Bisogna afferrare il tempo con le mani per farne subito qualcosa di nuovo; perché ciò che si consegna a un astruso bisogno di velocità è già vecchio, non avrà l’energia civile per ritrovare il bene della normalità che fece dire a Louis Aragon, ma era un poeta, «solo il normale è poetico».
Sergio Zavoli, giornalista, scrittore
L’illusione troppo affrettata di essere ormai fuori pericolo ha creato problemi ovunque. Troppi si sono sentiti liberi di poter gestire il tempo e la vita a propria discrezione e ci siamo ritrovati nella seconda ondata. Poi con le varianti del virus, dall’inglese, alla brasiliana, alla sudafricana. E le sofferenze continuano, ma anche troppe leggerezze e irresponsabilità. Per ripartire davvero dobbiamo saper limitare l’estensione della nostra “normalità”.
Maria Cristina Parrella
Ve li ricordate gli striscioni fuori dai balconi e dalle finestre? Quegli striscioni ingenui e tenerissimi, realizzati con lenzuola, federe, strofinacci. Il materiale era eterogeneo, ma il messaggio era sempre lo stesso: un arcobaleno su cui campeggiava la scritta “Andrà tutto bene!”.
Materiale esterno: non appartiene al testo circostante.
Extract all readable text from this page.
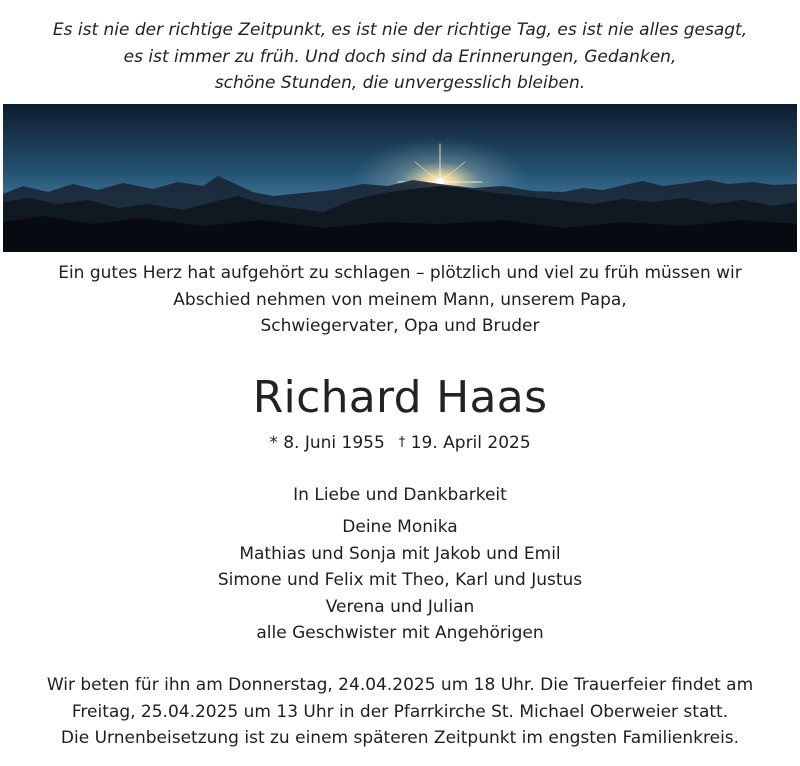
Es ist nie der richtige Zeitpunkt, es ist nie der richtige Tag, es ist nie alles gesagt,
es ist immer zu früh. Und doch sind da Erinnerungen, Gedanken,
schöne Stunden, die unvergesslich bleiben.
Ein gutes Herz hat aufgehört zu schlagen – plötzlich und viel zu früh müssen wir
Abschied nehmen von meinem Mann, unserem Papa,
Schwiegervater, Opa und Bruder
Richard Haas
* 8. Juni 1955 † 19. April 2025
In Liebe und Dankbarkeit
Deine Monika
Mathias und Sonja mit Jakob und Emil
Simone und Felix mit Theo, Karl und Justus
Verena und Julian
alle Geschwister mit Angehörigen
Wir beten für ihn am Donnerstag, 24.04.2025 um 18 Uhr. Die Trauerfeier findet am
Freitag, 25.04.2025 um 13 Uhr in der Pfarrkirche St. Michael Oberweier statt.
Die Urnenbeisetzung ist zu einem späteren Zeitpunkt im engsten Familienkreis.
Ve li ricordate? È passato solo un anno da quando, all’improvviso, le nostre vite sono state completamente sconvolte e tutto ciò che consideravamo normale è diventato di colpo eccezionale.
D’un tratto è diventato un privilegio andare al bar a bere un caffè, fare due chiacchiere con qualcuno, corteggiare il barista o la barista, sfogliare il giornale gentilmente messo a disposizione dal titolare.
“Andrà tutto bene!”.
A distanza di un anno, gli striscioni sono spariti quasi dappertutto. Se qualcuno è rimasto, è sbiadito per effetto del tempo.
È bastato che ci sentissimo privati delle nostre quotidianità per diventare ipso facto dei rivoluzionari. Perché va bene essere stoici e fare i concerti sui terrazzi dei palazzi e i flash mob a mezzogiorno dalle finestre, ma il diritto all’apericena è sacro e inviolabile!
E così, complice un temporaneo rallentamento dei contagi, legato solo a fattori climatici, abbiamo preso a comportarci come se nulla fosse accaduto, ignorando i consigli di chi cercava di farci capire che il pericolo non era scampato ma che, anzi, il nemico era subdolamente dietro l’angolo, pronto a colpire con più forza di prima.
“Sarebbe andato tutto bene!”.
Questo è quanto scriverei su uno striscione improvvisato, realizzato con quel telo da spiaggia che non ho potuto usare la scorsa estate, perché ho preferito rinunciare per non rischiare.
La mia quotidianità, al pari di quella di tanti altri, è cambiata. Ho fatto a meno di tante cose che, nella normalità del pre-pandemia, mi sembrava facessero parte naturale dello scorrimento della mia vita. La colazione al bar, il pranzo al ristorante, la passeggiata per lo shopping, l’aperitivo con gli amici, la pizza, il cinema. Nei primissimi momenti del primo lockdown non ne ho sentito la mancanza, perché la paura legata a questa terribile parola, “pandemia”, era forte e non lasciava spazio ad altri sentimenti. Mi sono detta che, per il bene di tutti, rinunciare ai miei piccoli riti quotidiani non era nulla e, forse, mi sono sentita anche un po’ eroica, per questa mia propensione.
Ma, come sappiamo, non è servito. La pandemia ha proseguito il suo implacabile cammino, seminando il mondo intero di sofferenza. E non perché le rinunce non servissero bensì, perché molta parte della popolazione non ha ritenuto di dover fare a meno della propria normalità, non considerando che la normalità individuale molto spesso cozza con il benessere collettivo.
Da più parti sento parlare di ripresa economica, di quanto sia importante che le piccole e grandi attività produttive ripartano a pieno regime. Trovo che tutto ciò sia sacrosanto ma, personalmente, credo che la ripartenza debba cominciare da noi, dai cittadini; dobbiamo essere in grado di limitare le nostre “normalità” se vogliamo dare al nostro Paese il respiro per poter ripartire.